There are 5 comments at the moment, we would love to hear your opinion too.

  1. What is this skipton financial services

    Takes commission off client money on mass then takes money off its insurers to pay back to clients!

    Profits miniscule

    Follow the rest of the high street sfs and hang your boots up

  2. £7m+ covered by PI. Thanks guys my premiums up again.

    I long ago came to the conclusion that only owner operated firms are sufficiently invested in the future of their businesses to actively avoid silly advice liabilities.

    All the big boys seem to try & find some clever way of doing things which seem invariably to fail.

    Vanilla investments may not be very sexy but they are reasonably predictable and, properly distributed and documented, hard to complain against.

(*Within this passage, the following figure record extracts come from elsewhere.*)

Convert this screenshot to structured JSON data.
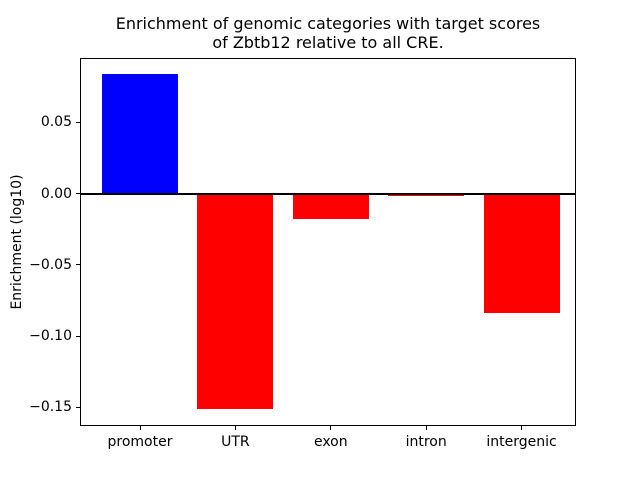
{
  "chart_data": {
    "type": "bar",
    "title": "Enrichment of genomic categories with target scores\nof Zbtb12 relative to all CRE.",
    "ylabel": "Enrichment (log10)",
    "xlabel": "",
    "categories": [
      "promoter",
      "UTR",
      "exon",
      "intron",
      "intergenic"
    ],
    "values": [
      0.084,
      -0.151,
      -0.018,
      -0.002,
      -0.084
    ],
    "bar_colors": [
      "#0000ff",
      "#ff0000",
      "#ff0000",
      "#ff0000",
      "#ff0000"
    ],
    "positive_color": "#0000ff",
    "negative_color": "#ff0000",
    "ylim": [
      -0.163,
      0.095
    ],
    "y_ticks": [
      {
        "label": "0.05",
        "value": 0.05
      },
      {
        "label": "0.00",
        "value": 0.0
      },
      {
        "label": "−0.05",
        "value": -0.05
      },
      {
        "label": "−0.10",
        "value": -0.1
      },
      {
        "label": "−0.15",
        "value": -0.15
      }
    ],
    "zero_line": {
      "color": "#000000",
      "width": 2
    },
    "grid": false,
    "legend": "none",
    "frame_color": "#000000",
    "background": "#ffffff"
  }
}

  3. under-performance fees; are they mad or did they just forget where the crystal ball was stored?

    what a crazy business model!

  4. And the Treasury rub their hands together with glee………

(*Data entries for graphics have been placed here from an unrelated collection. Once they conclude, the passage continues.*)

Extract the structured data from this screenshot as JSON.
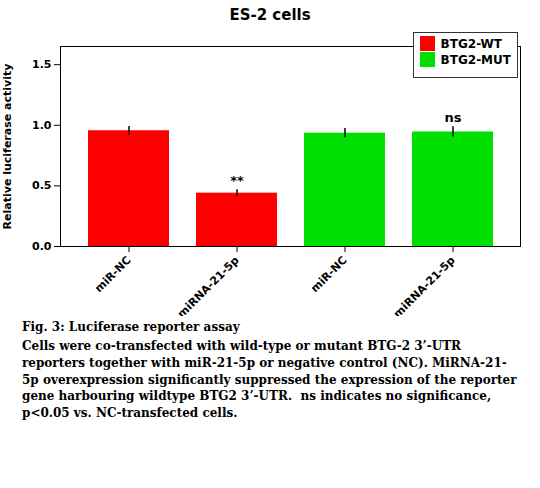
{
  "chart_data": {
    "type": "bar",
    "title": "ES-2 cells",
    "ylabel": "Relative luciferase activity",
    "categories": [
      "miR-NC",
      "miRNA-21-5p",
      "miR-NC",
      "miRNA-21-5p"
    ],
    "series": [
      {
        "name": "BTG2-WT",
        "color": "#ff0000",
        "values": [
          0.955,
          0.44,
          null,
          null
        ],
        "errors": [
          0.035,
          0.028,
          null,
          null
        ]
      },
      {
        "name": "BTG2-MUT",
        "color": "#00e000",
        "values": [
          null,
          null,
          0.935,
          0.945
        ],
        "errors": [
          null,
          null,
          0.038,
          0.042
        ]
      }
    ],
    "annotations": [
      null,
      "**",
      null,
      "ns"
    ],
    "ylim": [
      0.0,
      1.65
    ],
    "yticks": [
      {
        "value": 0.0,
        "label": "0.0"
      },
      {
        "value": 0.5,
        "label": "0.5"
      },
      {
        "value": 1.0,
        "label": "1.0"
      },
      {
        "value": 1.5,
        "label": "1.5"
      }
    ],
    "grid": false,
    "legend": "upper right",
    "caption_title": "Fig. 3: Luciferase reporter assay",
    "caption": "Cells were co-transfected with wild-type or mutant BTG-2 3’-UTR reporters together with miR-21-5p or negative control (NC). MiRNA-21-5p overexpression significantly suppressed the expression of the reporter gene harbouring wildtype BTG2 3’-UTR.  ns indicates no significance, p<0.05 vs. NC-transfected cells."
  }
}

  5. Hampshire Yokel 29th August 2013 at 5:22 am

    “Skipton Building Society is a mutual organisation, which means we are owned by our members and believe in placing them at the heart of everything we do. We are run by a board of directors who are responsible for deciding our strategy. They act as trustees, safeguarding Skipton’s assets so that we can continue to offer our members peace of mind, combined with outstanding products and a standard of personal service which is second-to-none.”

    So, in spite of being owned by its customers, it has been conducting its affairs poorly.

    A cynic might offer up interesting views of a mutual society using PI insurance to provide guarantees to customers for investments that should not have guarantees.

    As Simon Webster has suggested, the impact of this could be felt by the rest of the industry.